Kenzo yang ceria kembali terfokus pada cerita, sementara Kinanti terus membacakan dengan penuh kasih sayang. Momen itu terasa hangat, meski di balik senyuman lembut Kinanti, hatinya masih berdebar-debar karena pertemuan singkat dengan Julian tadi.
Kenzo tiba-tiba menyeletuk dengan suara polos, “Kak Kinanti, apakah Daddy tampan?”
Kinanti, yang masih merasakan sisa-sisa kehangatan di pipinya, terdiam sejenak. Pertanyaan Kenzo membuatnya semakin merasa canggung. Ia berusaha menjaga ekspresinya tetap tenang, meski hatinya berdebar lebih kencang.
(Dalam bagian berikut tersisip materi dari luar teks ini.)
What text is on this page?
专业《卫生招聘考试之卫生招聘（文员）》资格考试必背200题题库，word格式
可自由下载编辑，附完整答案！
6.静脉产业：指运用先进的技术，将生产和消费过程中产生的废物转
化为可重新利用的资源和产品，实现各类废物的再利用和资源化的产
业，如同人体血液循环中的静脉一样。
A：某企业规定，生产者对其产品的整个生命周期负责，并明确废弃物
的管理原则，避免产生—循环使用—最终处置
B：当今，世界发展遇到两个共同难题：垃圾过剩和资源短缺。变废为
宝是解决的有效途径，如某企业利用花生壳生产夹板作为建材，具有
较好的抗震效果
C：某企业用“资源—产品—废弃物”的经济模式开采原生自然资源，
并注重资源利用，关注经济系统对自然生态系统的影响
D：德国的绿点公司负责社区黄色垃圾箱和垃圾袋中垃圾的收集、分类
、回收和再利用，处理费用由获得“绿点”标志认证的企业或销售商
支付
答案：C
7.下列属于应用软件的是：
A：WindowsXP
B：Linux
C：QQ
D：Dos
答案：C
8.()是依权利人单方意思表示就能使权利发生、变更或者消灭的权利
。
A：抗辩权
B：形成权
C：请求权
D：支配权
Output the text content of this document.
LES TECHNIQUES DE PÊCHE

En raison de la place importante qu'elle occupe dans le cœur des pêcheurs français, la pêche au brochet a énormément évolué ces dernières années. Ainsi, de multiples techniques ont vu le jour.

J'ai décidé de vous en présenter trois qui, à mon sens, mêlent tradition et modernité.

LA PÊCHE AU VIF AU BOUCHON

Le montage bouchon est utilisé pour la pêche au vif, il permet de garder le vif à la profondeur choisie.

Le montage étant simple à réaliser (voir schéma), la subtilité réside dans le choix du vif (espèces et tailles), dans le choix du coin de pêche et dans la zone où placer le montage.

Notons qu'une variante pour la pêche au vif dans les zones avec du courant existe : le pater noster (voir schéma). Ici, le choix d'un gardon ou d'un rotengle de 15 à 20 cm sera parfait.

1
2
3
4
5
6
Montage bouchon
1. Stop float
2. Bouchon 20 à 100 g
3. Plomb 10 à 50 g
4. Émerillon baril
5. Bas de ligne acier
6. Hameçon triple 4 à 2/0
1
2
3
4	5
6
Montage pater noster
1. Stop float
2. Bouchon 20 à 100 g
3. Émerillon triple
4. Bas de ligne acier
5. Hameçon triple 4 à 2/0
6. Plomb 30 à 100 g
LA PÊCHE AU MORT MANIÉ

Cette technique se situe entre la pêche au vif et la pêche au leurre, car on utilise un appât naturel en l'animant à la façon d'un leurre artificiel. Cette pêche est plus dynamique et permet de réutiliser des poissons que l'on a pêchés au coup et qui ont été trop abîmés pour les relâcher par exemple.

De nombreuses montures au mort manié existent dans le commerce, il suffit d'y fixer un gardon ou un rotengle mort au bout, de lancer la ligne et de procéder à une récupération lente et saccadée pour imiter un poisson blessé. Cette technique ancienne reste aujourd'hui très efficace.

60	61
Dengan suara pelan, ia menjawab,
“Semua laki-laki itu tampan, Kenzo.”
Kenzo menggelengkan kepalanya dengan penuh keyakinan. “Tapi Daddy lebih tampan, kan, Kak?” Ucapnya dengan senyum lebar, matanya berbinar penuh harap.
Kinanti merasakan pipinya kembali memanas. Ia berusaha menahan senyum malu-malu yang mulai terukir di wajahnya. “Daddy Kenzo memang tampan.” Ujarnya sambil tersenyum lembut, berusaha menjawab dengan bijaksana.
Kenzo tersenyum puas mendengar jawaban Kinanti. “Aku tahu! Daddy paling tampan.” Katanya penuh kebanggaan, lalu kembali berbaring di tempat tidurnya, merasa senang dengan penegasan tersebut.
Kinanti hanya bisa mengangguk kecil, kembali menunduk pada buku cerita yang ada di tangannya. Ia berusaha untuk tetap fokus membaca, namun pertanyaan Kenzo terus terngiang di pikirannya.
Kenzo yang begitu polos telah berhasil membuatnya merasa salah tingkah. Ia menyadari bahwa pujian sederhana tentang Julian dari mulut Kenzo telah menyentuh hatinya.
Meskipun mencoba mengalihkan perhatiannya, Kinanti tidak bisa menepis kenyataan bahwa Julian memang memiliki pesona tersendiri. Namun, ia berusaha untuk menjaga sikapnya tetap profesional dan tidak membiarkan perasaan itu menguasai dirinya.
Sambil melanjutkan membaca cerita untuk Kenzo, Kinanti berharap bahwa momen canggung tadi bisa segera berlalu. Ia ingin tetap fokus pada tugasnya sebagai pengasuh Kenzo, memastikan bahwa anak itu merasa bahagia dan nyaman. Meski begitu, ada perasaan hangat yang mulai tumbuh dalam dirinya, perasaan yang belum sepenuhnya ia pahami, namun perlahan mulai menyelimuti hatinya.